Round-trip time is about 2ms for all algos. This includes client request, network trip, server prep and scoring itself. TODO: Get the breakdown.
Detailed code and results here.
It seems all algos are very fast, maybe scoring itself is <1ms for each of them (LR should be orders of magnitude faster than RF/GBM). TODO: Measure scoring time from Java.
TODO: Concurrency/throughput, some attempts here.
The plumber
R package provides a REST API for an R function. There is a ~5ms overhead for using the framework
(5.8ms measured via the Python client).
Trained LR on same data with glmnet
(actually using glmnetUtils
that deals with categorical variables doing
one-hot encoding under the hood and calling glmnet
).
Code here.
Latency is ~25ms of which ~5ms should be plumber (see above) and 20ms should be scoring with glmnetUtils
(but see below).
Further inspection
shows about 14ms doing the one-hot encoding in glmnetUtils
and 1ms scoring with glmnet
,
a total of 15ms.
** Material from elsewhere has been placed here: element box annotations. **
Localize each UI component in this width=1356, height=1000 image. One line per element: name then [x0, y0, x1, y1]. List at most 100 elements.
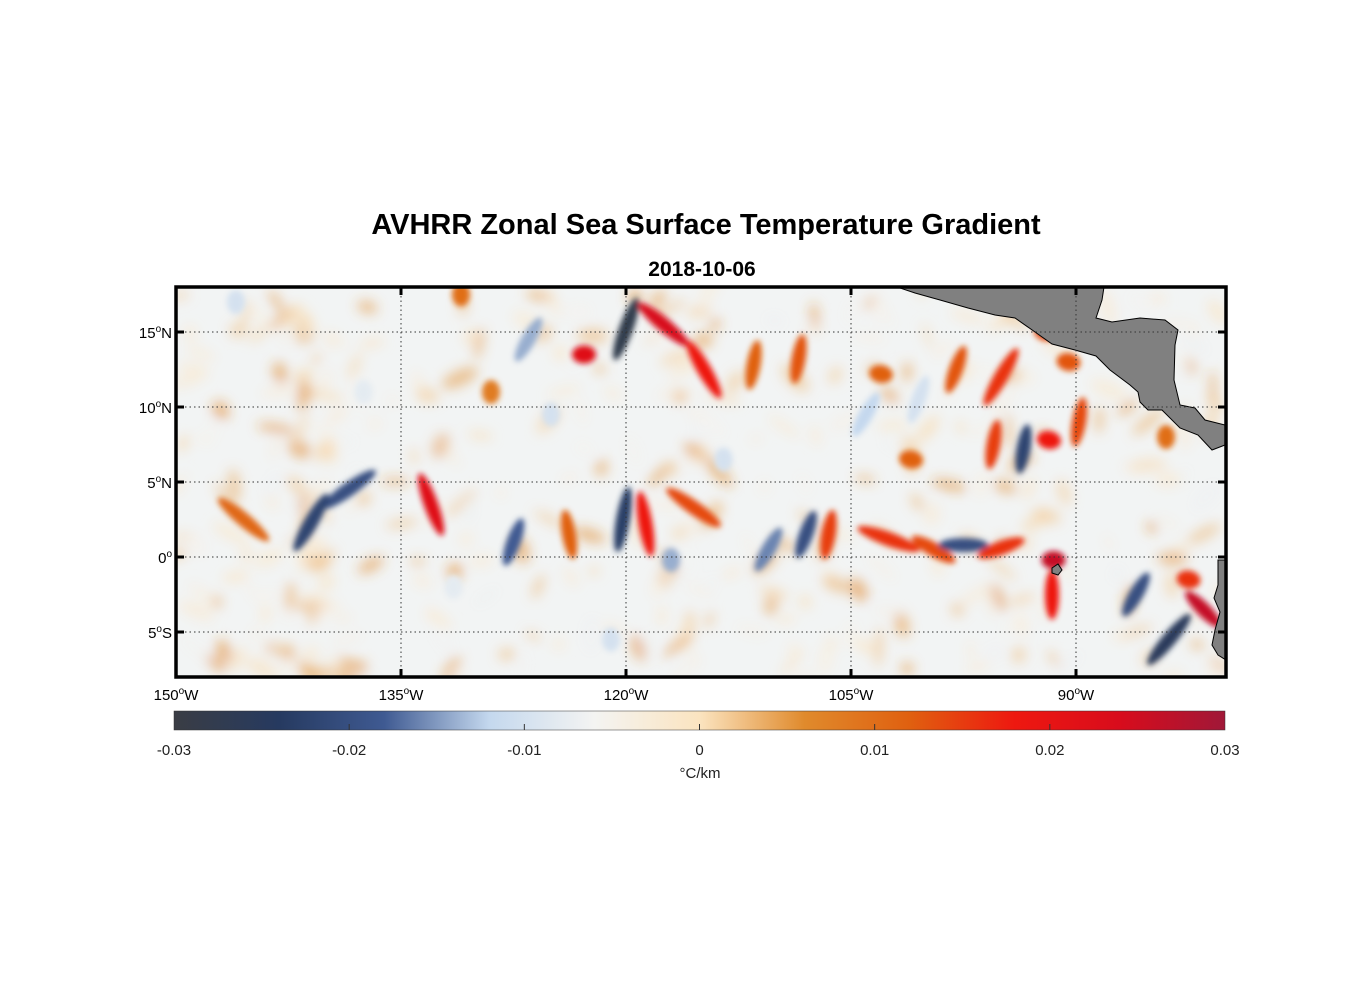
texture-patch	[314, 440, 333, 462]
texture-patch	[1123, 624, 1152, 638]
texture-patch	[257, 423, 297, 435]
texture-patch	[902, 362, 913, 382]
texture-patch	[309, 389, 344, 402]
texture-patch	[764, 595, 778, 616]
texture-patch	[297, 660, 322, 677]
texture-patch	[984, 581, 996, 619]
texture-patch	[293, 412, 308, 449]
texture-patch	[872, 293, 884, 326]
lat-tick-label: 10oN	[139, 399, 172, 417]
texture-patch	[1149, 293, 1167, 304]
texture-patch	[1165, 571, 1180, 598]
gradient-feature	[686, 340, 722, 399]
colorbar-tick-label: 0.01	[860, 742, 889, 759]
texture-patch	[1004, 412, 1013, 450]
texture-patch	[229, 324, 243, 338]
texture-patch	[691, 423, 708, 437]
colorbar: -0.03 -0.02 -0.01 0 0.01 0.02 0.03 °C/km	[157, 710, 1240, 782]
gradient-feature	[1045, 569, 1059, 620]
gradient-feature	[983, 348, 1019, 406]
texture-patch	[274, 656, 297, 677]
map-tick-marks	[174, 287, 1226, 677]
texture-patch	[531, 574, 545, 599]
texture-patch	[960, 585, 989, 606]
texture-patch	[409, 448, 419, 465]
texture-patch	[1207, 390, 1222, 412]
texture-patch	[245, 658, 279, 677]
texture-patch	[964, 662, 992, 672]
texture-patch	[1060, 566, 1074, 580]
texture-patch	[922, 322, 933, 350]
texture-patch	[380, 478, 411, 485]
texture-patch	[270, 434, 281, 460]
texture-patch	[334, 614, 353, 623]
gradient-feature	[1037, 430, 1061, 450]
texture-patch	[688, 645, 702, 669]
gradient-feature	[542, 402, 560, 427]
texture-patch	[974, 471, 988, 499]
gradient-feature	[1176, 570, 1201, 589]
texture-patch	[641, 630, 657, 653]
texture-patch	[1190, 639, 1204, 651]
texture-patch	[308, 423, 341, 442]
lon-tick-label: 150oW	[154, 686, 200, 704]
gradient-feature	[560, 509, 578, 560]
texture-patch	[880, 387, 899, 404]
texture-patch	[662, 632, 694, 657]
texture-patch	[1021, 511, 1051, 533]
colorbar-tick-label: 0.02	[1035, 742, 1064, 759]
texture-patch	[1094, 406, 1104, 434]
texture-patch	[177, 435, 190, 452]
gradient-feature	[444, 575, 463, 599]
gradient-feature	[482, 380, 500, 404]
texture-patch	[212, 400, 230, 420]
texture-patch	[260, 603, 271, 623]
lon-tick-label: 105oW	[829, 686, 875, 704]
colorbar-tick-label: 0	[695, 742, 703, 759]
texture-patch	[894, 612, 910, 638]
gradient-feature	[636, 491, 655, 557]
texture-patch	[950, 603, 965, 617]
texture-patch	[575, 395, 587, 426]
texture-patch	[955, 421, 966, 434]
texture-patch	[228, 646, 247, 672]
texture-patch	[663, 461, 679, 475]
texture-patch	[297, 495, 309, 513]
texture-patch	[281, 303, 302, 327]
texture-patch	[1187, 523, 1221, 544]
lat-tick-label: 15oN	[139, 324, 172, 342]
gradient-feature	[293, 493, 329, 552]
texture-patch	[559, 472, 579, 483]
texture-patch	[1008, 593, 1036, 606]
colorbar-tick-label: 0.03	[1210, 742, 1239, 759]
texture-patch	[296, 375, 309, 412]
texture-patch	[990, 583, 1007, 612]
texture-patch	[649, 575, 666, 599]
texture-patch	[1146, 521, 1158, 533]
texture-patch	[810, 424, 821, 447]
graticule	[176, 287, 1226, 677]
texture-patch	[801, 324, 822, 337]
texture-patch	[822, 576, 852, 593]
gradient-feature	[790, 334, 807, 384]
gradient-feature	[572, 345, 596, 364]
texture-patch	[705, 611, 714, 629]
texture-patch	[533, 510, 567, 529]
texture-patch	[497, 648, 516, 661]
texture-patch	[441, 367, 478, 389]
texture-patch	[425, 609, 452, 629]
texture-patch	[967, 641, 975, 661]
texture-patch	[583, 615, 599, 654]
texture-patch	[851, 634, 864, 650]
lon-tick-label: 135oW	[379, 686, 425, 704]
texture-patch	[313, 602, 332, 624]
texture-patch	[797, 472, 812, 496]
texture-patch	[711, 503, 721, 516]
texture-patch	[215, 639, 233, 664]
texture-patch	[684, 610, 696, 631]
texture-patch	[710, 318, 721, 331]
texture-patch	[798, 594, 812, 609]
lat-tick-label: 5oS	[148, 624, 172, 642]
texture-patch	[204, 654, 227, 673]
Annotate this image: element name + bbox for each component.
TODO: What's the remaining 5ms?
Trained gbm
100 trees, depth 10. gbm
deals directly with categorical values (no need for one-hot encoding).
Code here.
Total round-trip only 8ms (6ms for plumber and I measured 2ms for gbm)
TODO: 1-hot encoding at scoring.
It seems scoring itself is ~1ms. One-hot encoding will probably take a lot more.
TODO: Integer encoding (current code crashes with segfault, dunno why).
Scoring itself is 1ms.
Unless the tool is dealing with categorical variables internally (h2o, the gbm
R package), one-hot encoding
might take 90% of the scoring time and also 90% of the implementation work. In Python this might be even worse.